10. En deuxième lieu, la décision en litige, qui vise notamment l'article 20 de la directive n° 2013/33/UE du 26 juin 2013, rappelle que M. G a fait l'objet d'une décision de suspension des conditions matérielles d'accueil au motif qu'il n'avait pas respecté les exigences des autorités en charge de l'asile, en présentant une nouvelle demande d'asile après avoir été transféré vers l'Etat membre responsable de l'instruction de sa demande et mentionne que les motifs qu'il évoque ne justifient pas des raisons pour lesquelles il n'avait pas respecté les obligations auxquelles il avait consenti lors de l'acceptation de l'offre de prise en charge de l'OFII. Elle énonce qu'après examen de ses besoins et de sa situation personnelle et familiale, sa demande de rétablissement des conditions matérielles d'accueil est rejetée. Ainsi, la décision attaquée comporte un énoncé suffisamment précis des considérations de droit et de fait qui en constituent le fondement. Par suite, le moyen tiré de l'insuffisance de motivation de cette décision doit être écarté.

11. En troisième lieu, il ne ressort ni de la motivation de la décision attaquée ni des autres pièces du dossier qu'avant de refuser de rétablir les conditions matérielles d'accueil au bénéfice de M. G, l'OFII n'aurait pas procédé à un examen particulier de sa situation personnelle au regard notamment de sa vulnérabilité. En particulier, il ressort des pièces du dossier que le requérant a été reçu en entretien les 21 octobre 2019, 3 septembre 2020 et 12 mai 2021 et que sa situation a été examinée par le médecin de l'OFII qui a rendu un avis le 2 novembre 2020. Par suite, le moyen tiré du défaut d'examen de la situation personnelle du requérant doit être écarté.

12. En dernier lieu, la circonstance qu'après son retour sur le territoire français, la demande d'asile de M. G a de nouveau été enregistrée en procédure dite " Dublin " le 3 septembre 2020 n'imposait pas à l'OFII de lui rétablir le bénéfice des conditions matérielles d'accueil.
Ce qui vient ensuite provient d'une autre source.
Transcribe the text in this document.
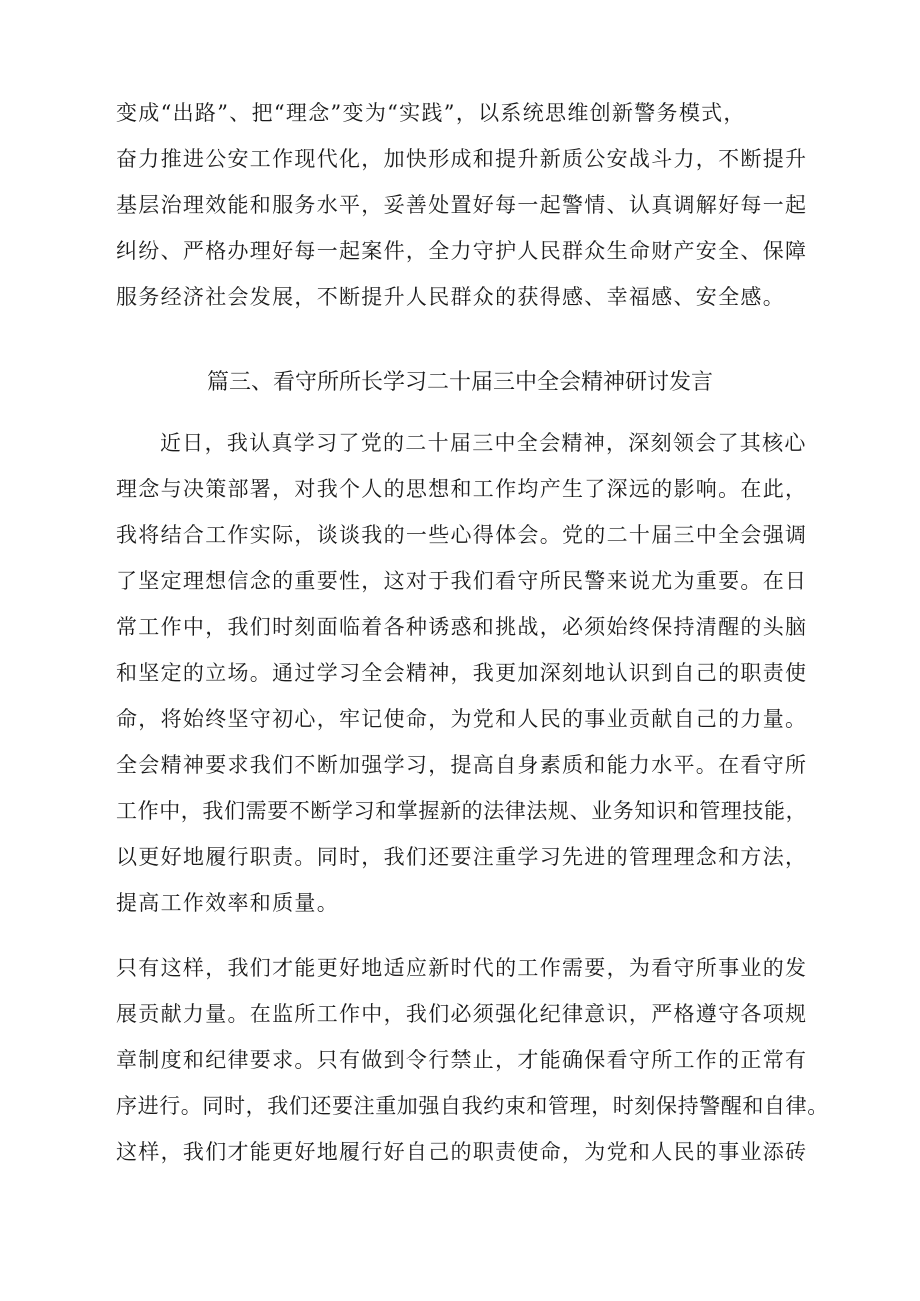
变成“出路”、把“理念”变为“实践”，以系统思维创新警务模式，
奋力推进公安工作现代化，加快形成和提升新质公安战斗力，不断提升
基层治理效能和服务水平，妥善处置好每一起警情、认真调解好每一起
纠纷、严格办理好每一起案件，全力守护人民群众生命财产安全、保障
服务经济社会发展，不断提升人民群众的获得感、幸福感、安全感。
篇三、看守所所长学习二十届三中全会精神研讨发言
近日，我认真学习了党的二十届三中全会精神，深刻领会了其核心
理念与决策部署，对我个人的思想和工作均产生了深远的影响。在此，
我将结合工作实际，谈谈我的一些心得体会。党的二十届三中全会强调
了坚定理想信念的重要性，这对于我们看守所民警来说尤为重要。在日
常工作中，我们时刻面临着各种诱惑和挑战，必须始终保持清醒的头脑
和坚定的立场。通过学习全会精神，我更加深刻地认识到自己的职责使
命，将始终坚守初心，牢记使命，为党和人民的事业贡献自己的力量。
全会精神要求我们不断加强学习，提高自身素质和能力水平。在看守所
工作中，我们需要不断学习和掌握新的法律法规、业务知识和管理技能，
以更好地履行职责。同时，我们还要注重学习先进的管理理念和方法，
提高工作效率和质量。
只有这样，我们才能更好地适应新时代的工作需要，为看守所事业的发
展贡献力量。在监所工作中，我们必须强化纪律意识，严格遵守各项规
章制度和纪律要求。只有做到令行禁止，才能确保看守所工作的正常有
序进行。同时，我们还要注重加强自我约束和管理，时刻保持警醒和自律。
这样，我们才能更好地履行好自己的职责使命，为党和人民的事业添砖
En outre, si le requérant, qui était âgé de vingt-neuf ans à la date de la décision attaquée, produit des résultats d'analyse médicale, mentionnant qu'il est porteur du virus de l'hépatite B, ces documents ne suffisent pas à démontrer l'existence d'une situation de vulnérabilité particulière ou de besoins spécifiques en matière d'accueil, alors que, par un avis du 2 novembre 2020, le médecin de l'OFII a évalué la vulnérabilité de l'intéressé à 1 sur une échelle de 0 à 3 et préconisé un hébergement sans caractère d'urgence. Par ailleurs, si le requérant fait valoir qu'après son transfert en Autriche, il n'a bénéficié d'aucune prise en charge, il ne démontre pas que les autorités autrichiennes auraient refusé d'examiner sa demande d'asile ou de lui accorder le bénéfice des conditions matérielles d'accueil, alors qu'il n'est resté que trois jours sur le territoire autrichien selon ses propres déclarations. Ainsi, au regard de l'ensemble des circonstances de l'espèce, le requérant n'est pas fondé à soutenir qu'en refusant de lui rétablir le bénéfice des conditions matérielles d'accueil, la directrice territoriale de l'OFII aurait entaché la décision attaquée d'une erreur manifeste d'appréciation.
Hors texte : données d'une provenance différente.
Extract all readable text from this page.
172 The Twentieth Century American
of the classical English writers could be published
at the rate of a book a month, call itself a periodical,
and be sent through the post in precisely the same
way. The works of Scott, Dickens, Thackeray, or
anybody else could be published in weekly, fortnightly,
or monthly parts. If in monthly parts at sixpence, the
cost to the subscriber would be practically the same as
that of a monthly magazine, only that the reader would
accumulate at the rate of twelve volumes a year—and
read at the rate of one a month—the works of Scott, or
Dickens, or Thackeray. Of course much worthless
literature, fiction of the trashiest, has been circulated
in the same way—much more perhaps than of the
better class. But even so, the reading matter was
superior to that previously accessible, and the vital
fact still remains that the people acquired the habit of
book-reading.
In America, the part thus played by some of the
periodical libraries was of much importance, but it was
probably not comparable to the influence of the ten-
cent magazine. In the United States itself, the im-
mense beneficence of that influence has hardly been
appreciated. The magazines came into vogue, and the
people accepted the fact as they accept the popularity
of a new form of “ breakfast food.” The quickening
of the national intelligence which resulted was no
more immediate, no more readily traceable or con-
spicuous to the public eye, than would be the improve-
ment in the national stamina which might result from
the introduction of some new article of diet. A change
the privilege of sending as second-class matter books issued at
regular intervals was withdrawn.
13. Il résulte de tout ce qui précède que les conclusions à fin d'annulation des décisions attaquées des 14 septembre 2020 et 20 juillet 2021 doivent être rejetées, ainsi que, par voie de conséquence, celles aux fins d'injonction et celles tendant à l'application des articles L. 761-1 du code de justice administrative et 37 de la loi du 10 juillet 1991.

D E C I D E :

Article 1er : Il n'y a pas lieu d'admettre M. G, à titre provisoire, au bénéfice de l'aide juridictionnelle.
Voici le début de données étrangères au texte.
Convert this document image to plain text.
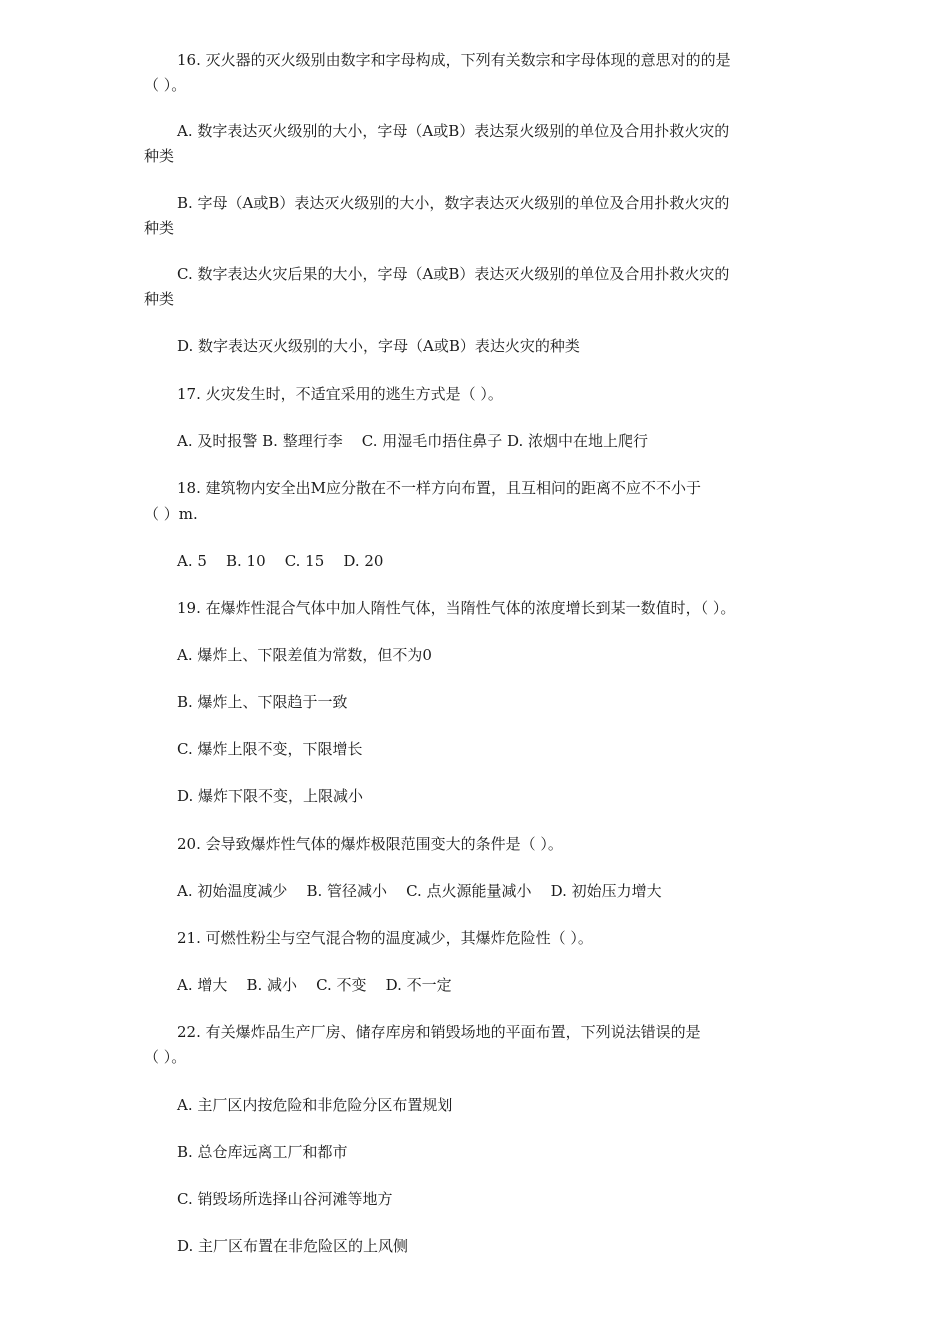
16. 灭火器的灭火级别由数字和字母构成，下列有关数宗和字母体现的意思对的的是
（ ）。
A. 数字表达灭火级别的大小，字母（A或B）表达泵火级别的单位及合用扑救火灾的
种类
B. 字母（A或B）表达灭火级别的大小，数字表达灭火级别的单位及合用扑救火灾的
种类
C. 数字表达火灾后果的大小，字母（A或B）表达灭火级别的单位及合用扑救火灾的
种类
D. 数字表达灭火级别的大小，字母（A或B）表达火灾的种类
17. 火灾发生时，不适宜采用的逃生方式是（ ）。
A. 及时报警 B. 整理行李    C. 用湿毛巾捂住鼻子 D. 浓烟中在地上爬行
18. 建筑物内安全出M应分散在不一样方向布置，且互相问的距离不应不不小于
（ ）m.
A. 5    B. 10    C. 15    D. 20
19. 在爆炸性混合气体中加人隋性气体，当隋性气体的浓度增长到某一数值时，（ ）。
A. 爆炸上、下限差值为常数，但不为0
B. 爆炸上、下限趋于一致
C. 爆炸上限不变，下限增长
D. 爆炸下限不变，上限减小
20. 会导致爆炸性气体的爆炸极限范围变大的条件是（ ）。
A. 初始温度减少    B. 管径减小    C. 点火源能量减小    D. 初始压力增大
21. 可燃性粉尘与空气混合物的温度减少，其爆炸危险性（ ）。
A. 增大    B. 减小    C. 不变    D. 不一定
22. 有关爆炸品生产厂房、储存库房和销毁场地的平面布置，下列说法错误的是
（ ）。
A. 主厂区内按危险和非危险分区布置规划
B. 总仓库远离工厂和都市
C. 销毁场所选择山谷河滩等地方
D. 主厂区布置在非危险区的上风侧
Article 2 : Les requêtes visées ci-dessus de M. G sont rejetées.

Article 2 : Le présent jugement sera notifié à M. F G et au directeur général de l'OFII.

Délibéré après l'audience du 30 septembre 2022, à laquelle siégeaient :

M. Féral, président, M. B et M. D, premiers conseillers, assistés de Mme Khalfaoui, greffière.

Rendu public par mise à disposition au greffe le 17 octobre 2022.

Le rapporteur,

signé

S. BLe président,

signé

R. FÉRALLa greffière,

signé

M. E

La République mande et ordonne au ministre de l'intérieur et des outre-mer en ce qui le concerne et à tous commissaires de justice à ce requis en ce qui concerne les voies de droit commun, contre les parties privées, de pourvoir à l'exécution de la présente décision.